Cabe esclarecer que,
nas sociedades anônimas, a distribuição de dividendos é sempre proporcional à
quantidade de ações detidas pelo acionista. É como indica as disposições dos
arts. 205 e 186, § 2º, da lei 6.404/76. Todavia, o pagamento desproporcional -
como objetivo - poderá ser levado a cabo nas companhias através da emissão de
ações preferenciais com a prioridade na distribuição de dividendos fixos ou
mínimos, conforme disposição do art. 17, inciso I, da lei 6.404/76. Este
instrumento é, por vezes, utilizado na prática societária para a implementação
de regras específicas na distribuição de dividendos aos acionistas, resultando
na desproporcionalidade no pagamento dos lucros sociais. Nesse contexto, os
requisitos adiante relacionados - exceto pela estipulação expressa, uma vez que
as vantagens das ações preferenciais demandam previsão estatutária2 - não
se relacionam com as sociedades anônimas.
Quanto aos requisitos
a serem observados, a sociedade apenas poderá lançar mão da distribuição
desproporcional se possuir expressa previsão no seu contrato social para
autorizar o seu pagamento de modo diverso às participações dos sócios, a teor
do que dispõe o art. 1.007 do CC, que se encontra entre as disposições das
sociedades simples. Assim, a distribuição desproporcional de lucros é permitida
nas sociedades limitadas que se regem supletivamente pelas normas das
sociedades simples3. Exige-se, portanto, previsão expressa no contrato social,
requisito formal inerente ao próprio ato constitutivo, que deve dispor sobre a
participação dos sócios nos lucros e nas perdas (arts 997, VII, e 1.054 do
CC)4.
Em reforço ao que
prescrevem os dispositivos do CC, a Receita Federal do Brasil, por meio da
solução de consulta DISIT/ SRRF06 46/10, após instada a se manifestar sobre a
incidência de imposto de renda e contribuições previdenciárias sobre a
distribuição desproporcional, assinalou que estão abrangidos pela isenção os
lucros distribuídos aos sócios de forma desproporcional à sua participação no
capital social, desde que tal distribuição esteja devidamente estipulada pelas
partes no contrato social, em conformidade com a legislação societária.

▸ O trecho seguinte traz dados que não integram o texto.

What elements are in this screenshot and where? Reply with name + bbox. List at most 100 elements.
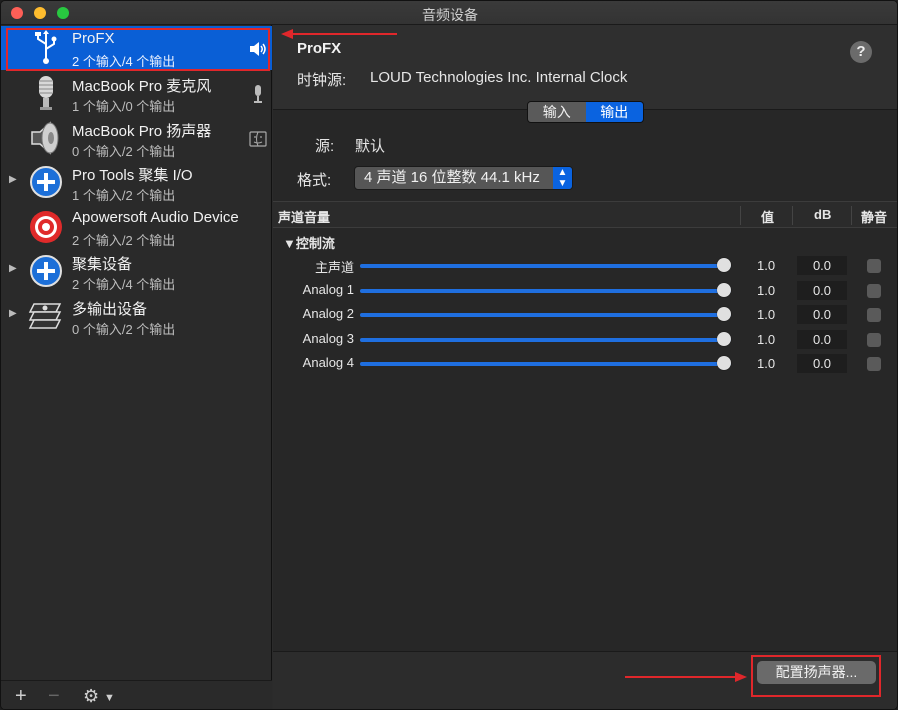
volume-slider[interactable] — [360, 338, 731, 342]
channel-value: 1.0 — [757, 283, 776, 298]
speaker-icon — [31, 121, 59, 155]
channel-db-field[interactable]: 0.0 — [797, 281, 847, 300]
volume-slider-knob[interactable] — [717, 356, 731, 370]
column-mute: 静音 — [861, 210, 888, 225]
disclosure-triangle-icon[interactable]: ▶ — [9, 263, 17, 274]
sidebar-item-multi-output[interactable]: ▶ 多输出设备 0 个输入/2 个输出 — [1, 294, 272, 338]
sidebar-toolbar: + − ⚙ ▼ — [1, 680, 272, 709]
volume-slider[interactable] — [360, 264, 731, 268]
tab-output[interactable]: 输出 — [585, 102, 643, 122]
device-name: MacBook Pro 麦克风 — [72, 78, 212, 95]
detail-bottom-bar: 配置扬声器... — [273, 651, 897, 709]
title-bar: 音频设备 — [1, 1, 897, 25]
channel-row: Analog 3 1.0 0.0 — [273, 328, 897, 352]
multi-output-icon — [28, 303, 62, 329]
sidebar-item-aggregate-device[interactable]: ▶ 聚集设备 2 个输入/4 个输出 — [1, 249, 272, 293]
add-device-button[interactable]: + — [15, 685, 27, 708]
chevron-down-icon[interactable]: ▼ — [104, 692, 115, 704]
sidebar-item-macbook-mic[interactable]: MacBook Pro 麦克风 1 个输入/0 个输出 — [1, 71, 272, 115]
aggregate-plus-icon — [30, 255, 62, 287]
channel-name: Analog 4 — [302, 355, 354, 370]
mute-checkbox[interactable] — [867, 333, 881, 347]
disclosure-triangle-icon[interactable]: ▶ — [9, 308, 17, 319]
volume-slider-knob[interactable] — [717, 332, 731, 346]
channel-row: 主声道 1.0 0.0 — [273, 254, 897, 278]
volume-slider[interactable] — [360, 362, 731, 366]
channel-value: 1.0 — [757, 258, 776, 273]
mute-checkbox[interactable] — [867, 308, 881, 322]
annotation-arrow-head — [281, 29, 293, 39]
remove-device-button[interactable]: − — [48, 685, 60, 708]
device-io: 1 个输入/2 个输出 — [72, 188, 176, 203]
detail-header: ProFX 时钟源: LOUD Technologies Inc. Intern… — [273, 25, 897, 110]
format-select[interactable]: 4 声道 16 位整数 44.1 kHz ▲ ▼ — [354, 166, 573, 190]
channel-db-field[interactable]: 0.0 — [797, 305, 847, 324]
mute-checkbox[interactable] — [867, 357, 881, 371]
volume-slider-knob[interactable] — [717, 258, 731, 272]
microphone-icon — [39, 76, 53, 110]
target-icon — [30, 211, 62, 243]
channel-name: Analog 2 — [302, 306, 354, 321]
sidebar-item-macbook-speaker[interactable]: MacBook Pro 扬声器 0 个输入/2 个输出 — [1, 116, 272, 160]
channel-value: 1.0 — [757, 307, 776, 322]
mute-checkbox[interactable] — [867, 284, 881, 298]
channel-db-field[interactable]: 0.0 — [797, 354, 847, 373]
highlight-box — [751, 655, 881, 697]
highlight-box — [6, 28, 270, 71]
channel-name: 主声道 — [314, 260, 354, 275]
audio-midi-window: 音频设备 ProFX 2 个输入/4 个输出 MacBook Pro 麦克风 1… — [0, 0, 898, 710]
volume-table-header: 声道音量 值 dB 静音 — [273, 201, 897, 228]
annotation-arrow-head — [735, 672, 747, 682]
chevron-up-down-icon: ▲ ▼ — [553, 167, 572, 189]
column-divider — [792, 206, 793, 225]
device-name: Apowersoft Audio Device — [72, 209, 239, 226]
microphone-small-icon — [254, 85, 262, 103]
device-title: ProFX — [297, 40, 342, 57]
volume-slider[interactable] — [360, 313, 731, 317]
sidebar-item-pro-tools-aggregate[interactable]: ▶ Pro Tools 聚集 I/O 1 个输入/2 个输出 — [1, 160, 272, 204]
gear-icon[interactable]: ⚙ — [83, 686, 99, 707]
column-divider — [851, 206, 852, 225]
aggregate-plus-icon — [30, 166, 62, 198]
channel-name: Analog 3 — [302, 331, 354, 346]
channel-db-field[interactable]: 0.0 — [797, 256, 847, 275]
format-label: 格式: — [297, 172, 332, 189]
column-value: 值 — [761, 210, 775, 225]
device-io: 2 个输入/2 个输出 — [72, 233, 176, 248]
mute-checkbox[interactable] — [867, 259, 881, 273]
input-output-segmented-control: 输入 输出 — [527, 101, 644, 123]
sidebar-item-profx[interactable]: ProFX 2 个输入/4 个输出 — [1, 26, 272, 71]
volume-slider-knob[interactable] — [717, 307, 731, 321]
volume-slider[interactable] — [360, 289, 731, 293]
channel-row: Analog 1 1.0 0.0 — [273, 279, 897, 303]
help-button[interactable]: ? — [850, 41, 872, 63]
volume-slider-knob[interactable] — [717, 283, 731, 297]
finder-icon — [249, 131, 267, 147]
device-name: 多输出设备 — [72, 301, 148, 318]
source-value: 默认 — [355, 138, 386, 155]
channel-value: 1.0 — [757, 332, 776, 347]
source-label: 源: — [315, 138, 335, 155]
column-db: dB — [814, 207, 832, 222]
device-io: 0 个输入/2 个输出 — [72, 322, 176, 337]
tab-input[interactable]: 输入 — [528, 102, 586, 122]
channel-db-field[interactable]: 0.0 — [797, 330, 847, 349]
device-detail-panel: ProFX 时钟源: LOUD Technologies Inc. Intern… — [273, 25, 897, 709]
channel-name: Analog 1 — [302, 282, 354, 297]
device-io: 1 个输入/0 个输出 — [72, 99, 176, 114]
device-name: MacBook Pro 扬声器 — [72, 123, 212, 140]
device-name: Pro Tools 聚集 I/O — [72, 167, 193, 184]
column-divider — [740, 206, 741, 225]
clock-source-label: 时钟源: — [297, 72, 347, 89]
annotation-arrow — [291, 33, 397, 35]
channel-value: 1.0 — [757, 356, 776, 371]
channel-row: Analog 4 1.0 0.0 — [273, 352, 897, 376]
column-channel-volume: 声道音量 — [278, 210, 331, 225]
sidebar-item-apowersoft[interactable]: Apowersoft Audio Device 2 个输入/2 个输出 — [1, 205, 272, 249]
clock-source-value[interactable]: LOUD Technologies Inc. Internal Clock — [370, 69, 627, 86]
control-stream-group[interactable]: ▼控制流 — [283, 233, 335, 252]
disclosure-triangle-icon[interactable]: ▶ — [9, 174, 17, 185]
device-sidebar: ProFX 2 个输入/4 个输出 MacBook Pro 麦克风 1 个输入/… — [1, 25, 272, 709]
device-name: 聚集设备 — [72, 256, 133, 273]
window-title: 音频设备 — [422, 7, 478, 23]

Conforme esclarecido pela Receita Federal, a dita conformidade com a legislação
societária se verifica pela observância dos seguintes preceitos e dispositivos
do CC: (i) previsão sobre o modo de distribuição dos lucros no contrato social
(arts 997, IV; 1.007; e 1.054), (ii) respeito ao direito essencial do
sócio de participar dos lucros (art. 1.008), e (iii) regência supletiva da
sociedade limitada pelas normas da sociedade simples (art. 1.053).
No mesmo sentido, o
Carf, no seu entendimento dominante5, também exige a previsão contratual para
autorizar o pagamento de dividendos de forma assimétrica em relação ao capital
social, como demonstram os seguintes julgados:
ASSUNTO: IRPF
- IMPOSTO SOBRE A RENDA DE PESSOA FÍSICA
Ano-calendário:
2011, 2012, 2013, 2014
DISTRIBUIÇÃO DE
LUCROS DESPROPORCIONAL.
Somente admitida se
estiver disposta no contrato social da empresa [...].
(Proc.
11516.723215/2016-84, Acórdão 2402-010.872, de 10/11/22).
ASSUNTO: IRPF
- IMPOSTO SOBRE A RENDA DE PESSOA FÍSICA
Ano-calendário: 2005
DISTRIBUIÇÃO
DESPROPORCIONAL DE LUCROS.
A despeito da falta
de vedação legal à distribuição desproporcional de lucro aos sócios, tal
possibilidade deve constar do contrato social da empresa. No caso de expressa
previsão contratual no sentido de que a distribuição dos lucros deve observar a
proporcionalidade das cotas detidas por cada sócio, incide tributação sobre a
parcela do lucro distribuída que exceder ao montante que seria devido ao sócio
pela sua participação proporcional, sendo irrelevante a existência de ajustes
particulares não averbados. [...].
(Proc.
10380.013096/2009-49, Acórdão 2201-008.959, de 15/07/21).
ASSUNTO: IRPF
- IMPOSTO SOBRE A RENDA DE PESSOA FÍSICA
Ano-calendário: 2008
DISTRIBUIÇÃO DE
LUCROS DESPROPORCIONAL À PARTICIPAÇÃO SOCIETÁRIA. LIBERDADE DE PACTUAÇÃO.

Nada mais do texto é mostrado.